Welcome the negative ROI of training:
- For your team: low impact, increasing irrelevance.
- For the organization: wasted time and money, dilution of other efforts.
- For employees: increased immunity to change, distraction.
So, what SHOULD you do?
Ecosystem first, training second (or third or fourth): Training employees on the skills and tools that support a new behavior that can’t be supported and sustained by their ecosystem only creates a downward cycle of reinforcing cynicism; we’re teaching employees to become increasingly immune to our nudges, to buying in and to believing, at a time when we need them to lean in most. Focus first on the organizational levers that need to be aligned to the change (organizational design, reporting lines, goal alignment, processes, etc.). Then, and only then, should you train.
Intrinsic ease first, extrinsic incentives second: Rewards and incentives are a short-term solution that quickly loses steam. Not only are these payoffs transparent to employees, but they chip away at the very intrinsic sources of meaning and connectedness that are the real long-term drivers of sustainable change.

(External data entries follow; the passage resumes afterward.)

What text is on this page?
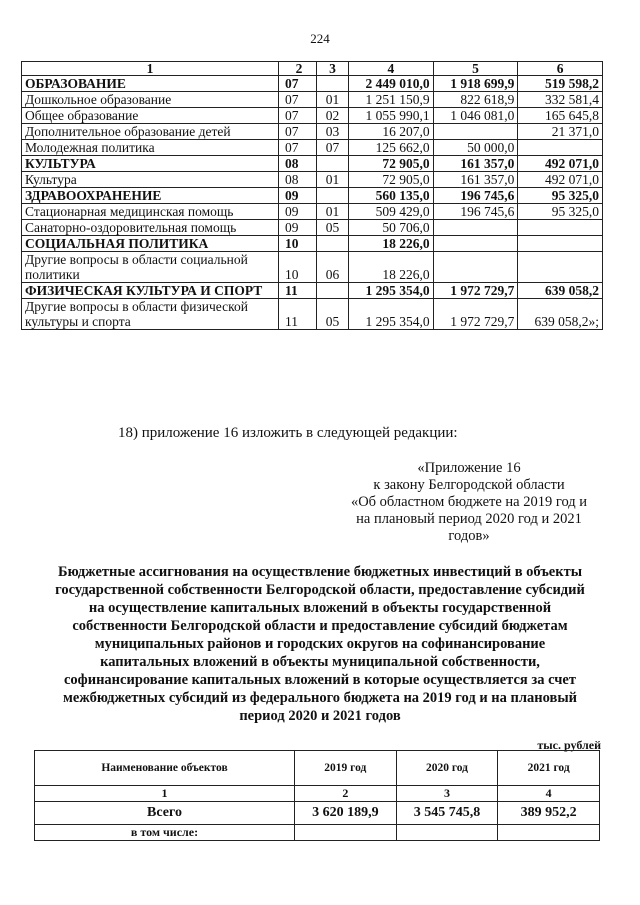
224
1	2	3	4	5	6
ОБРАЗОВАНИЕ	07		2 449 010,0	1 918 699,9	519 598,2
Дошкольное образование	07	01	1 251 150,9	822 618,9	332 581,4
Общее образование	07	02	1 055 990,1	1 046 081,0	165 645,8
Дополнительное образование детей	07	03	16 207,0		21 371,0
Молодежная политика	07	07	125 662,0	50 000,0	
КУЛЬТУРА	08		72 905,0	161 357,0	492 071,0
Культура	08	01	72 905,0	161 357,0	492 071,0
ЗДРАВООХРАНЕНИЕ	09		560 135,0	196 745,6	95 325,0
Стационарная медицинская помощь	09	01	509 429,0	196 745,6	95 325,0
Санаторно-оздоровительная помощь	09	05	50 706,0		
СОЦИАЛЬНАЯ ПОЛИТИКА	10		18 226,0		
Другие вопросы в области социальной политики	10	06	18 226,0		
ФИЗИЧЕСКАЯ КУЛЬТУРА И СПОРТ	11		1 295 354,0	1 972 729,7	639 058,2
Другие вопросы в области физической культуры и спорта	11	05	1 295 354,0	1 972 729,7	639 058,2»;
18) приложение 16 изложить в следующей редакции:
«Приложение 16
к закону Белгородской области
«Об областном бюджете на 2019 год и
на плановый период 2020 год и 2021
годов»
Бюджетные ассигнования на осуществление бюджетных инвестиций в объекты
государственной собственности Белгородской области, предоставление субсидий
на осуществление капитальных вложений в объекты государственной
собственности Белгородской области и предоставление субсидий бюджетам
муниципальных районов и городских округов на софинансирование
капитальных вложений в объекты муниципальной собственности,
софинансирование капитальных вложений в которые осуществляется за счет
межбюджетных субсидий из федерального бюджета на 2019 год и на плановый
период 2020 и 2021 годов
тыс. рублей
Наименование объектов	2019 год	2020 год	2021 год
1	2	3	4
Всего	3 620 189,9	3 545 745,8	389 952,2
в том числе:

Instead of adding rewards and incentives, focus on eliminating the obstacles that stand in the way of the desired behaviors in the first place. For example: Get rid of burdensome layers of approval if you’re looking to engender entrepreneurialism; decrease physical barriers if you’re looking for increased cross-pollination; reduce the 20 templated questions in your performance management process if you’re looking for authentic developmental conversations. The goal is to support employees in attempting that behavior again and again, long enough for it to take hold as a habit.
So the next time you see someone pushing training as the “solution” to enabling change, ask them and yourself: “What will our employees encounter when they first try?” Remembering the ecosystem and intrinsic ease will help you avoid the negative ROI of training.